A spokesperson for the presidential palace indicated that when French President Emmanual Macron met with his Australian counterpart, Australian Prime Minister Scott Morrisson in Paris in mid-June, Morrisson did not make any hints that Canberra would be cancelling a lucrative submarine contract with France.
“We raised the issue of the Indo-Pacific and submarines at all levels starting in June, when we started to have serious doubts,” the spokesperson indicated. “It was the president who took the imitative to invite Morrisson in June. Morrisson did not tell him anything and suggested [possible cancellation] and they agreed to continue the work.

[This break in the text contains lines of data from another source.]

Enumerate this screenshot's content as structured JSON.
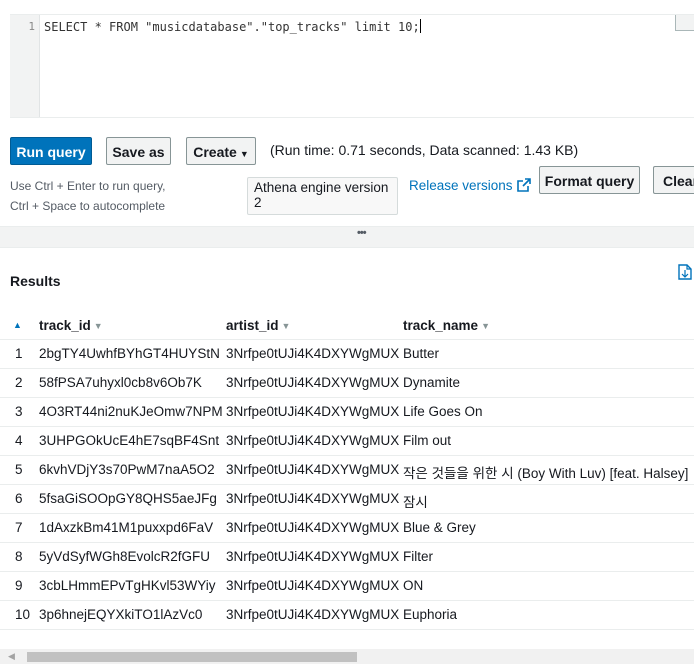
{
  "editor": {
    "line_number": "1",
    "code": "SELECT * FROM \"musicdatabase\".\"top_tracks\" limit 10;"
  },
  "toolbar": {
    "run_query": "Run query",
    "save_as": "Save as",
    "create": "Create",
    "run_info": "(Run time: 0.71 seconds, Data scanned: 1.43 KB)",
    "format_query": "Format query",
    "clear": "Clear"
  },
  "hints": {
    "line1": "Use Ctrl + Enter to run query,",
    "line2": "Ctrl + Space to autocomplete"
  },
  "engine": "Athena engine version 2",
  "release_versions": "Release versions",
  "results": {
    "title": "Results",
    "columns": [
      "track_id",
      "artist_id",
      "track_name"
    ],
    "rows": [
      {
        "n": "1",
        "track_id": "2bgTY4UwhfBYhGT4HUYStN",
        "artist_id": "3Nrfpe0tUJi4K4DXYWgMUX",
        "track_name": "Butter"
      },
      {
        "n": "2",
        "track_id": "58fPSA7uhyxl0cb8v6Ob7K",
        "artist_id": "3Nrfpe0tUJi4K4DXYWgMUX",
        "track_name": "Dynamite"
      },
      {
        "n": "3",
        "track_id": "4O3RT44ni2nuKJeOmw7NPM",
        "artist_id": "3Nrfpe0tUJi4K4DXYWgMUX",
        "track_name": "Life Goes On"
      },
      {
        "n": "4",
        "track_id": "3UHPGOkUcE4hE7sqBF4Snt",
        "artist_id": "3Nrfpe0tUJi4K4DXYWgMUX",
        "track_name": "Film out"
      },
      {
        "n": "5",
        "track_id": "6kvhVDjY3s70PwM7naA5O2",
        "artist_id": "3Nrfpe0tUJi4K4DXYWgMUX",
        "track_name": "작은 것들을 위한 시 (Boy With Luv) [feat. Halsey]"
      },
      {
        "n": "6",
        "track_id": "5fsaGiSOOpGY8QHS5aeJFg",
        "artist_id": "3Nrfpe0tUJi4K4DXYWgMUX",
        "track_name": "잠시"
      },
      {
        "n": "7",
        "track_id": "1dAxzkBm41M1puxxpd6FaV",
        "artist_id": "3Nrfpe0tUJi4K4DXYWgMUX",
        "track_name": "Blue & Grey"
      },
      {
        "n": "8",
        "track_id": "5yVdSyfWGh8EvolcR2fGFU",
        "artist_id": "3Nrfpe0tUJi4K4DXYWgMUX",
        "track_name": "Filter"
      },
      {
        "n": "9",
        "track_id": "3cbLHmmEPvTgHKvl53WYiy",
        "artist_id": "3Nrfpe0tUJi4K4DXYWgMUX",
        "track_name": "ON"
      },
      {
        "n": "10",
        "track_id": "3p6hnejEQYXkiTO1lAzVc0",
        "artist_id": "3Nrfpe0tUJi4K4DXYWgMUX",
        "track_name": "Euphoria"
      }
    ]
  },
  "icons": {
    "external_link": "external-link-icon",
    "download": "document-download-icon",
    "sort": "sort-caret-icon",
    "resize": "resize-handle-icon"
  },
  "colors": {
    "primary": "#0073bb",
    "link": "#0073bb"
  }
}
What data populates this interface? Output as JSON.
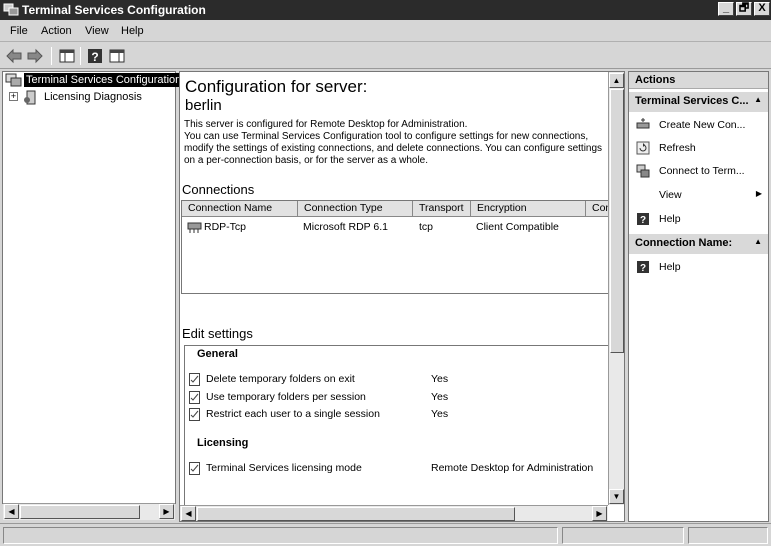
{
  "window": {
    "title": "Terminal Services Configuration",
    "controls": [
      "_",
      "🗗",
      "X"
    ]
  },
  "menu": [
    "File",
    "Action",
    "View",
    "Help"
  ],
  "toolbar": {
    "icons": [
      "back-arrow-icon",
      "forward-arrow-icon",
      "show-hide-tree-icon",
      "help-icon",
      "properties-icon"
    ]
  },
  "tree": {
    "root": "Terminal Services Configuration",
    "child": "Licensing Diagnosis"
  },
  "main": {
    "heading": "Configuration for server:",
    "server": "berlin",
    "description": "This server is configured for Remote Desktop for Administration.\nYou can use Terminal Services Configuration tool to configure settings for new connections, modify the settings of existing connections, and delete connections. You can configure settings on a per-connection basis, or for the server as a whole.",
    "connections_title": "Connections",
    "columns": [
      "Connection Name",
      "Connection Type",
      "Transport",
      "Encryption",
      "Con"
    ],
    "rows": [
      {
        "name": "RDP-Tcp",
        "type": "Microsoft RDP 6.1",
        "transport": "tcp",
        "encryption": "Client Compatible"
      }
    ],
    "edit_title": "Edit settings",
    "general_title": "General",
    "general": [
      {
        "label": "Delete temporary folders on exit",
        "value": "Yes"
      },
      {
        "label": "Use temporary folders per session",
        "value": "Yes"
      },
      {
        "label": "Restrict each user to a single session",
        "value": "Yes"
      }
    ],
    "licensing_title": "Licensing",
    "licensing": [
      {
        "label": "Terminal Services licensing mode",
        "value": "Remote Desktop for Administration"
      }
    ]
  },
  "actions": {
    "title": "Actions",
    "section1": "Terminal Services C...",
    "items1": [
      "Create New Con...",
      "Refresh",
      "Connect to Term...",
      "View",
      "Help"
    ],
    "section2": "Connection Name:",
    "items2": [
      "Help"
    ]
  },
  "colors": {
    "titlebar": "#2b2b2b",
    "selection": "#000000",
    "pane_header": "#d9d9d9"
  }
}
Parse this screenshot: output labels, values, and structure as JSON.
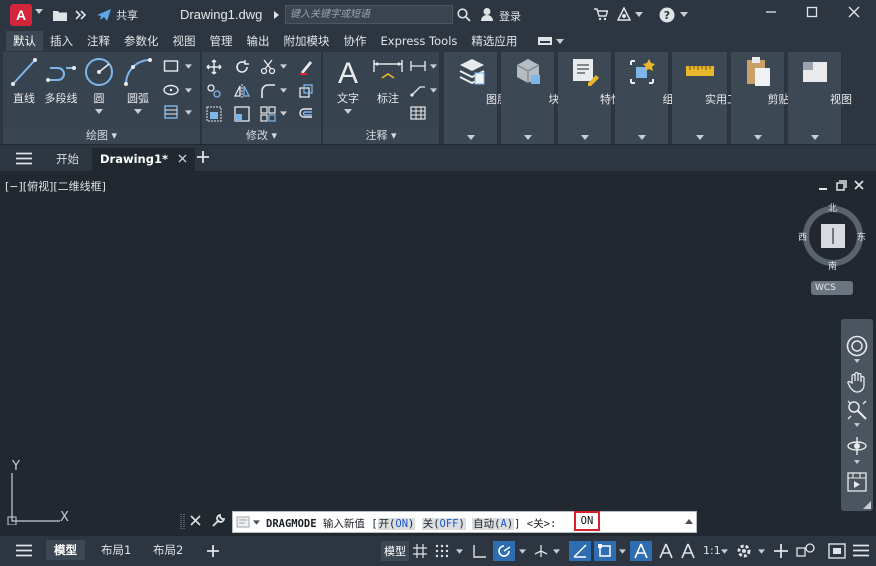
{
  "app": {
    "logo_letter": "A",
    "document_title": "Drawing1.dwg",
    "share_label": "共享",
    "search_placeholder": "键入关键字或短语",
    "login_label": "登录"
  },
  "ribbon_tabs": [
    "默认",
    "插入",
    "注释",
    "参数化",
    "视图",
    "管理",
    "输出",
    "附加模块",
    "协作",
    "Express Tools",
    "精选应用"
  ],
  "ribbon": {
    "draw": {
      "line": "直线",
      "polyline": "多段线",
      "circle": "圆",
      "arc": "圆弧",
      "footer": "绘图"
    },
    "modify": {
      "footer": "修改"
    },
    "annotation": {
      "text": "文字",
      "dimension": "标注",
      "footer": "注释"
    },
    "layers": "图层",
    "block": "块",
    "properties": "特性",
    "group": "组",
    "utilities": "实用工具",
    "clipboard": "剪贴板",
    "view": "视图"
  },
  "doc_tabs": {
    "start": "开始",
    "drawing": "Drawing1*"
  },
  "viewport": {
    "label": "[−][俯视][二维线框]",
    "compass": {
      "n": "北",
      "s": "南",
      "e": "东",
      "w": "西",
      "wcs": "WCS"
    },
    "ucs_x": "X",
    "ucs_y": "Y"
  },
  "command": {
    "name": "DRAGMODE",
    "prompt": "输入新值",
    "open_bracket": "[",
    "opt_on_cn": "开(",
    "opt_on_key": "ON",
    "opt_on_end": ")",
    "opt_off_cn": "关(",
    "opt_off_key": "OFF",
    "opt_off_end": ")",
    "opt_auto_cn": "自动(",
    "opt_auto_key": "A",
    "opt_auto_end": ")",
    "close_bracket": "]",
    "default": "<关>:",
    "input_value": "ON"
  },
  "status": {
    "model_tab": "模型",
    "layout1": "布局1",
    "layout2": "布局2",
    "model_btn": "模型",
    "scale": "1:1"
  }
}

The president wrote at length to Morrisson to address his concerns. Morrisson’s response was purely dilatory,” the source added.
Australia and France agreed to a $40 billion contract to build a fleet of 12 attack submarines for Australia’s Navy. The contract was unexpectedly scrapped at the last moment last week after Morrison, US President Joe Biden and British Prime Minister Boris Johnson announced the creation of a new submarine project as part of the new trilateral AUKUS defense pact. Under the agreement, the subs would be built in Australia using American and British nuclear reactor technology.
France slammed the move, recalling its ambassadors to Australia and the United States over what Paris deemed to have constituted “unacceptable behavior between allies and partners.” French Foreign Minister Jean-Yves Le Drian called the defense pact a “stab in the back.”